選擇性液相沈積氧化矽絕緣膜在淺溝隔離技術上之應用開發

Abstract

液相沉積二氧化矽對光阻具有選擇性沉積的特性，根據此一獨特的特性我們發展出一種不須回蝕刻步驟卻可應用在積體電路上的淺溝隔離技術。在此論文中，我們將此種技術稱為選擇性液相沉積淺溝隔離技術。 選擇性液相沉積淺溝隔離技術的製程步驟順序敘述如下：一開始用光阻蓋住元件區域，然後利用矽蝕刻技術來形成隔離區的淺溝，接著用選擇性液相沈積方式的氧化膜來回填淺溝，填滿淺溝後，再將元件區域上的光阻去掉，最後長一層薄的犧牲氧化層以及對氧化膜進行高溫熱處理使之緻密化，然後去掉犧牲氧化層就完成了選擇性液相沉積淺溝隔離技術的所有製程。 首先，我們確認選擇性液相沈積氧化膜填縫隙的能力比傳統化學氣相沈積氧化膜來的優越，看到它可以將大高寬比的窄溝不留縫隙的填滿。接著，我們以所提出的選擇性液相沉積淺溝隔離技術來製作諸如電容器、n+/p接面二極體、n+/n+金屬閘極隔離電晶體及複晶閘極N型場效電晶體等測試元件來驗證此種隔離技術的可行性，實驗結果顯示出此種隔離技術下製作的元件擁有良好的電特性。除此之外，我們也探討了不同的熱處理製程對此淺溝隔離技術在隔離能力上以及元件電特性上的影響，研究指出為了可以得到更好的元件電特性，在對氧化膜進行高溫熱處理使之緻密化前的短時間氧化以形成薄的犧牲氧化層是有其必要性的。

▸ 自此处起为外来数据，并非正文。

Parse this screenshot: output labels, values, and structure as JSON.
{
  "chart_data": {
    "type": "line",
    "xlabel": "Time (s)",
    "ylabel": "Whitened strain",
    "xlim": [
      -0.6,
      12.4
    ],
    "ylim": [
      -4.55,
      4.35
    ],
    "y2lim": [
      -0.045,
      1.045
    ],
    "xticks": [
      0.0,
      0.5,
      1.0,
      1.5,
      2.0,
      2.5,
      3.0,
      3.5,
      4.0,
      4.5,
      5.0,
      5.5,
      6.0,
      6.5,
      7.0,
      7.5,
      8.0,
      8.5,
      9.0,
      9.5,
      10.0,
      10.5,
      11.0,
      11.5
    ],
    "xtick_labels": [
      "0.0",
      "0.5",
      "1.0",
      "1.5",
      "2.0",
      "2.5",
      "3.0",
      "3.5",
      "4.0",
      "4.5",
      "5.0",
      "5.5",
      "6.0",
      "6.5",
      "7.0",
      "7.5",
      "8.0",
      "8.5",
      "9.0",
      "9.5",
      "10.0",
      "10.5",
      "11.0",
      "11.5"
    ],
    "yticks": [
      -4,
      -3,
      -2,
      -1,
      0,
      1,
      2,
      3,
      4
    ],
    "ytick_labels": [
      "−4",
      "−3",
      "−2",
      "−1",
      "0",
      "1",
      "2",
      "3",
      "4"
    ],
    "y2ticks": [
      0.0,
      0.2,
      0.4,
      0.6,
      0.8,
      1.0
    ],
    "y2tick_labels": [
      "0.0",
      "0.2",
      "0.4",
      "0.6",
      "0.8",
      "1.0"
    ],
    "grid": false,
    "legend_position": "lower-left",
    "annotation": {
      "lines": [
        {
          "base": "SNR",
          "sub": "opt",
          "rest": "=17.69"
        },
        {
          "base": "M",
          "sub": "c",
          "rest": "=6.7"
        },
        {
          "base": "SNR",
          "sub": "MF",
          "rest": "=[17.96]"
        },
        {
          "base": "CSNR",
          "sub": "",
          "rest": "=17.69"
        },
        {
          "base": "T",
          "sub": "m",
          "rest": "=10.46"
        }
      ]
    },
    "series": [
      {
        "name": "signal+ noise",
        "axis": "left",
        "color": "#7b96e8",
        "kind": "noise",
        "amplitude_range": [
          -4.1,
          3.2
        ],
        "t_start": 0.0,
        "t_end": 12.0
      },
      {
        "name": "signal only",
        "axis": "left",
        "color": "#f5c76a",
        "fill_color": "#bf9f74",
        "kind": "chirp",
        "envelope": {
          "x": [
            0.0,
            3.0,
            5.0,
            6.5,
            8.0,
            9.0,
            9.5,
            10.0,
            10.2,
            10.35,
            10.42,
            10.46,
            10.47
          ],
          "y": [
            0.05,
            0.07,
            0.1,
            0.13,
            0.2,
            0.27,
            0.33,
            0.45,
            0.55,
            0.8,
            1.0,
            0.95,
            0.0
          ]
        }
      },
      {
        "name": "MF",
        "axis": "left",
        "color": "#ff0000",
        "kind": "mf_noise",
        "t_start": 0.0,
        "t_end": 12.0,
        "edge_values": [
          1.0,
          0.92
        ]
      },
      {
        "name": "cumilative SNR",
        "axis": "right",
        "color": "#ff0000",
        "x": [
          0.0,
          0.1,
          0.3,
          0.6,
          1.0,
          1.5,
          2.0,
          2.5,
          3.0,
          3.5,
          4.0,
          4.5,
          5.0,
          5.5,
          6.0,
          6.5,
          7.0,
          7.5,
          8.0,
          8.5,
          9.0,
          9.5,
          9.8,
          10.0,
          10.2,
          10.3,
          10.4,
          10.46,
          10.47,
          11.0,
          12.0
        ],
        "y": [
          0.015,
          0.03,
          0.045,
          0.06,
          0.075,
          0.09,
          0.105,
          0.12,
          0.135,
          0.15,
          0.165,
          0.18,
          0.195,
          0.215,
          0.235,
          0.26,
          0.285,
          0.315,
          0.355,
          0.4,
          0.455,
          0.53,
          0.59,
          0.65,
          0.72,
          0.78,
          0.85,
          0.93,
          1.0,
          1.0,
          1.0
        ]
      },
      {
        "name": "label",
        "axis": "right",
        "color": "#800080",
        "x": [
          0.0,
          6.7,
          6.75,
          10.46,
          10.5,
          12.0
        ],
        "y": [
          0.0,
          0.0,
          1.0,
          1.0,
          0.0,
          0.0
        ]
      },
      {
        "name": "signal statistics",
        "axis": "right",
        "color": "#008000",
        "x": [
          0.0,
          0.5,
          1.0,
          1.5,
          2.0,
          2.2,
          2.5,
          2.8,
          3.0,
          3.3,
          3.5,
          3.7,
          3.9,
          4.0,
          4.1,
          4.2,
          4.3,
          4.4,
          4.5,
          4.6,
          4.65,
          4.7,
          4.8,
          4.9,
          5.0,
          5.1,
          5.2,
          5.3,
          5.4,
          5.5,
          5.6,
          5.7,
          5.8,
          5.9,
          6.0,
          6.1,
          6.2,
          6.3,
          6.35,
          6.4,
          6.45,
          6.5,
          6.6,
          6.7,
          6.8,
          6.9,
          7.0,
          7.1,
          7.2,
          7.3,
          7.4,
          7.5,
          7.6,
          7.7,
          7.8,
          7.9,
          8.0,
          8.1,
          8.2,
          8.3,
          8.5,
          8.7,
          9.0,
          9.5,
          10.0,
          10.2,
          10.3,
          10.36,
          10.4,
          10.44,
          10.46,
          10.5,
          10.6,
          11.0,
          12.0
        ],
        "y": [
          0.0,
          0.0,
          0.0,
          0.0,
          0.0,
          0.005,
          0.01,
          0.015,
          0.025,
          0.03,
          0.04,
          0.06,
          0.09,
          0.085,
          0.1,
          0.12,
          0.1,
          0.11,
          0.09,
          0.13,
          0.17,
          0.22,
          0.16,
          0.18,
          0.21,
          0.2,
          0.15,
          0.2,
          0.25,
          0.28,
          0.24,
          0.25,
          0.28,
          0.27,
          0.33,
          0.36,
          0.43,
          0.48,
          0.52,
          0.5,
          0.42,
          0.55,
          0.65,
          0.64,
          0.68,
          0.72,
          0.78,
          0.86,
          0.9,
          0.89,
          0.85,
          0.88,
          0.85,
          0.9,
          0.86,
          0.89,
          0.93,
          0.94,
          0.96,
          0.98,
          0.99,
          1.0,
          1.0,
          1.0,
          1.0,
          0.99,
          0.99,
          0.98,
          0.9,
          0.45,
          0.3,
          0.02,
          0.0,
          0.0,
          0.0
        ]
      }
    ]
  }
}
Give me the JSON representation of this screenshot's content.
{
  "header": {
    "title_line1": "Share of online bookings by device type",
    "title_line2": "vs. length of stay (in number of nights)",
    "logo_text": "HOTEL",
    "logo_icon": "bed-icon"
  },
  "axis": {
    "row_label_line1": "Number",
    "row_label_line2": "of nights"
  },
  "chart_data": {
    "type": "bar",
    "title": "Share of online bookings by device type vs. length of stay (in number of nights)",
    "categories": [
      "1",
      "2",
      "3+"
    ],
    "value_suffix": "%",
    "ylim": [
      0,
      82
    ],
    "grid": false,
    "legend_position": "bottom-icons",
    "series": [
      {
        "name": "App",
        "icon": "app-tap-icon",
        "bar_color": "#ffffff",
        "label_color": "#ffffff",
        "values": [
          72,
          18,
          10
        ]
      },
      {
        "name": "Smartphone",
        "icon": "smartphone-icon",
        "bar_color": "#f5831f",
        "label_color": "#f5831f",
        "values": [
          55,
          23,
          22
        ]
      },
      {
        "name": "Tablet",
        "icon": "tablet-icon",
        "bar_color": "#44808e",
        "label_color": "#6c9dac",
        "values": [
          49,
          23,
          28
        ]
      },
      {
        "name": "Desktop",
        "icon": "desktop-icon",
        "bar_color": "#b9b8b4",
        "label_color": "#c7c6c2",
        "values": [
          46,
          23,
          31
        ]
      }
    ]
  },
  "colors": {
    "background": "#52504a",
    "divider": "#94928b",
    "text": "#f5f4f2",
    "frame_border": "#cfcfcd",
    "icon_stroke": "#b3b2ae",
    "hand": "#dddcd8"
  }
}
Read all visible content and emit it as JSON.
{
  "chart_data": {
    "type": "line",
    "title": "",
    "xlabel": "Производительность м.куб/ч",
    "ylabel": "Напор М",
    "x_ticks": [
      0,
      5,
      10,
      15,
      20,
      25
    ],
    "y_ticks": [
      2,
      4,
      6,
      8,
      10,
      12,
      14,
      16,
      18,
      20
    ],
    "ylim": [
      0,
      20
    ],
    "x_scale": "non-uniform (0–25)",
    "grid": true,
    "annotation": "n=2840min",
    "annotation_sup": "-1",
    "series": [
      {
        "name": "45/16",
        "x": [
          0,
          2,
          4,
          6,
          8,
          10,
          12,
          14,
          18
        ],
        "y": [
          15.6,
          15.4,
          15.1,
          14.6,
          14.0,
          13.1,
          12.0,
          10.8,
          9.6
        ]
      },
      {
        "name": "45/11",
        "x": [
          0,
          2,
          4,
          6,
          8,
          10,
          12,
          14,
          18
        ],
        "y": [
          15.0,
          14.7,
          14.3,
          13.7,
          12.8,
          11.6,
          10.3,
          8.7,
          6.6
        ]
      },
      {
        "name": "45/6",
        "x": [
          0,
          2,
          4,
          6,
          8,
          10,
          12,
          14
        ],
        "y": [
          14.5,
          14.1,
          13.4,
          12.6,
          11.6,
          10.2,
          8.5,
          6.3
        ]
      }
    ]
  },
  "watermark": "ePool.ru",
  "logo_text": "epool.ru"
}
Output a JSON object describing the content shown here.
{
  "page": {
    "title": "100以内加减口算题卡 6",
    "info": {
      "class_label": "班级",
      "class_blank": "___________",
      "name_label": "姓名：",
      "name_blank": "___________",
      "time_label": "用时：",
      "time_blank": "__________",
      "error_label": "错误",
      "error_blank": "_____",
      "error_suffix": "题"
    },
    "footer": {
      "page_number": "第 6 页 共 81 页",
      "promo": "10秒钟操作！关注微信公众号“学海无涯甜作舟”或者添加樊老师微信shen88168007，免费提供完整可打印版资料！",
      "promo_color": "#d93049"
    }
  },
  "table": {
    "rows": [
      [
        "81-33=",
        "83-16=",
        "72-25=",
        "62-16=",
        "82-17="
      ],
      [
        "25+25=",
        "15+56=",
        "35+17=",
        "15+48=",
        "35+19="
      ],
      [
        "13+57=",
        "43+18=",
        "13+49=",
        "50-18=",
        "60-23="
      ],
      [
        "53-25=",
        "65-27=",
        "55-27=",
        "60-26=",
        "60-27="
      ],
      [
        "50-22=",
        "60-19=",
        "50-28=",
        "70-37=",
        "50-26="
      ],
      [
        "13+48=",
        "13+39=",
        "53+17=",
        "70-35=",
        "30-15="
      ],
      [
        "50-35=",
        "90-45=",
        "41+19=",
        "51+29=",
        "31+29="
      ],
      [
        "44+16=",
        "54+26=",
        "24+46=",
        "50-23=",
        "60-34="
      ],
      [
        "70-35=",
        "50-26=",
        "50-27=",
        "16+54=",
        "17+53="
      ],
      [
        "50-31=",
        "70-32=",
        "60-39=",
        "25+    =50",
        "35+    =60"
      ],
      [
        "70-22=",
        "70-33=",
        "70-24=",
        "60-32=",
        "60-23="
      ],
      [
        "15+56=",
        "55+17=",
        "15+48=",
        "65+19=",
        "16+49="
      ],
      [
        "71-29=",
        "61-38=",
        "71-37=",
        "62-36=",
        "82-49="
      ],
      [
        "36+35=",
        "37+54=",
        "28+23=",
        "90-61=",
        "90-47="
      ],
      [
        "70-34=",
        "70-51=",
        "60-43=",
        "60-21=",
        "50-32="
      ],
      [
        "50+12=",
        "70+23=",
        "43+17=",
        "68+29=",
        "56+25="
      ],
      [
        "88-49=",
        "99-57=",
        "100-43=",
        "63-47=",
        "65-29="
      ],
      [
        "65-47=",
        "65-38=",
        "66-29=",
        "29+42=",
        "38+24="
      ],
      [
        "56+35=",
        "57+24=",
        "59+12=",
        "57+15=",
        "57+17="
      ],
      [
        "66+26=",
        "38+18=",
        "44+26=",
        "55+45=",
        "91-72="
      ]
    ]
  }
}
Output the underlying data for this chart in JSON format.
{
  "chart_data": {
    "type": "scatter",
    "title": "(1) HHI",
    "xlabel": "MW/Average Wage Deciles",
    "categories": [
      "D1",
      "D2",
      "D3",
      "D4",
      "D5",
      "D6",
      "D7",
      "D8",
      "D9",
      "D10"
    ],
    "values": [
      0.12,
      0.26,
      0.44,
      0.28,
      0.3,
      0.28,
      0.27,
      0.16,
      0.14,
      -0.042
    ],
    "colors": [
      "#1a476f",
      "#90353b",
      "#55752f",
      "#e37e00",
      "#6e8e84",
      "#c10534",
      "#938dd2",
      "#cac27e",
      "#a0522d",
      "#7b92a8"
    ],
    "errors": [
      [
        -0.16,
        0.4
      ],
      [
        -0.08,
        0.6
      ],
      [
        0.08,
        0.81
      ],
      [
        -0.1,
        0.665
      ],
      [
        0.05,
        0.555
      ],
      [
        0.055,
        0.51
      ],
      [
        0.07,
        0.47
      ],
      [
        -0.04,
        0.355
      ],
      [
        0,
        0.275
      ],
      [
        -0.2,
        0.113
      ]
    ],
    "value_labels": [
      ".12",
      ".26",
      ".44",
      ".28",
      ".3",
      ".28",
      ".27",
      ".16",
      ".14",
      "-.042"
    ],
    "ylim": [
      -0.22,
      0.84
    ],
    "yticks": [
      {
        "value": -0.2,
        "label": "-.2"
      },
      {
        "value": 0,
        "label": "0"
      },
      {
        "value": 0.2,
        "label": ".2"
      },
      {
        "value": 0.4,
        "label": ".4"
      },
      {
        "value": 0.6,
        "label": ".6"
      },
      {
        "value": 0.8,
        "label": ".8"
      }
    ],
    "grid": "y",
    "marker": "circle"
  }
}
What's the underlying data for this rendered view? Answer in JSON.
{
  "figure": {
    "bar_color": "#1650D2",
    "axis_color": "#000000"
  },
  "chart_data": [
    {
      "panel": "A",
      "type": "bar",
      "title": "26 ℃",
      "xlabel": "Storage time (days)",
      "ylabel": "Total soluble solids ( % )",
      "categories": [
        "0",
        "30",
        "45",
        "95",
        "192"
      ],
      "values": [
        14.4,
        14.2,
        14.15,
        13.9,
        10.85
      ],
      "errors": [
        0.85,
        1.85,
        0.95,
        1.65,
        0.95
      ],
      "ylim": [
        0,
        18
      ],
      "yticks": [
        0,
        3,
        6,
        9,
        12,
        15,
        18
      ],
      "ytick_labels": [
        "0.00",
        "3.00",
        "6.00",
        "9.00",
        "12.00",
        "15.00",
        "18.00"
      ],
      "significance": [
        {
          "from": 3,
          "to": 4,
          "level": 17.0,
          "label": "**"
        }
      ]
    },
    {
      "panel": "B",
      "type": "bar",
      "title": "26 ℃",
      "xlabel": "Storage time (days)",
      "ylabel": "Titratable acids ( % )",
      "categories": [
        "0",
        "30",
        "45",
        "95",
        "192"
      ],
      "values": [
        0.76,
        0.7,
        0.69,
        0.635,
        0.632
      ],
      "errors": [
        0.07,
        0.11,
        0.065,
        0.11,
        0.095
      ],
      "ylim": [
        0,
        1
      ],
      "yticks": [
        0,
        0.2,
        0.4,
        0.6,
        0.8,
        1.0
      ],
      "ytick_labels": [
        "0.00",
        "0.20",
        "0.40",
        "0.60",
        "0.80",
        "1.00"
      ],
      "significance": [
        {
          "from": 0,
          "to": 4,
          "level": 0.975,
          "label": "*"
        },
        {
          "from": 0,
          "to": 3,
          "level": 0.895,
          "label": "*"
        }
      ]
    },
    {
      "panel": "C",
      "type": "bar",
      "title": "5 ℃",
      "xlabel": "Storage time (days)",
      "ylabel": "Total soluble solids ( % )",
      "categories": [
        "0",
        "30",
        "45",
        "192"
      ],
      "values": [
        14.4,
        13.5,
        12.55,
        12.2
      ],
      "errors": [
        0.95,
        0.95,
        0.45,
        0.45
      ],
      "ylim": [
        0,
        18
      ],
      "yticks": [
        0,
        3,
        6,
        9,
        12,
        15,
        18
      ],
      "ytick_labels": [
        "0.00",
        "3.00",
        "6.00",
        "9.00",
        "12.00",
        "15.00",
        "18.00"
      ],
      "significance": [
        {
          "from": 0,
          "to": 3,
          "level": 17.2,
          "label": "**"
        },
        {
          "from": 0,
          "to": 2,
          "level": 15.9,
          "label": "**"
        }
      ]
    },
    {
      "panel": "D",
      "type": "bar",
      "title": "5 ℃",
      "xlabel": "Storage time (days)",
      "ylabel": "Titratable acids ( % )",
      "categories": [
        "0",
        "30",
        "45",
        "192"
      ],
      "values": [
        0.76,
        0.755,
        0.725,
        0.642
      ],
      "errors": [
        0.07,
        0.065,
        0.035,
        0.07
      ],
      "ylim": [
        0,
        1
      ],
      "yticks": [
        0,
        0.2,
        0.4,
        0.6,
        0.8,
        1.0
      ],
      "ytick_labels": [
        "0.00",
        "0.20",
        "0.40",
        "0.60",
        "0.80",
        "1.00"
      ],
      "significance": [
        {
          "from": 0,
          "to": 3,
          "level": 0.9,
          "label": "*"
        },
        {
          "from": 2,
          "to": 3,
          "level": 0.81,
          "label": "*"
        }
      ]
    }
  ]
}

Selective deposition against photoresist for liquid-phase deposited oxide has been found. According to this unique characteristic, the shallow trench isolation technology without etching back in integrated circuits is developed. In this thesis, we call it selective liquid-phase deposition shallow trench isolation (SLPD-STI) technology. SLPD-STI processes begin with photoresist masked silicon etching on a silicon wafer. Selective liquid-phase oxide deposition is followed to refill the shallow trench. After that, photoresist mask on the active device region is removed. At last, thin sacrificial oxide is grown and a SLPD oxide densification process is performed. Then, the processes of SLPD-STI technology are finished after removing sacrificial oxide. At first, the excellent gap filling ability of the selective liquid-phase deposited oxide over conventional CVD oxide is confirmed. It is found that high aspect-ratio narrow trench can be filled with selective liquid-phase deposited oxide free of voids. In order to verify the feasibility of SLPD-STI technology, we fabricate test devices such as capacitors, n+/p junction diodes, n+/n+ metal-gate isolation transistors and nmos poly-gate transistors, with our proposed SLPD-STI technology. It is demonstrated that good electrical performances of devices fabricated by SLPD-STI technology can be obtained. In addition, the effects of different thermal treatments on the isolation efficacy and devices electrical characteristics for SLPD-STI technology are also investigated. It indicates that short-time oxidation before refilled-oxide densification is necessary for SLPD-STI technology to obtain better electrical performances of devices.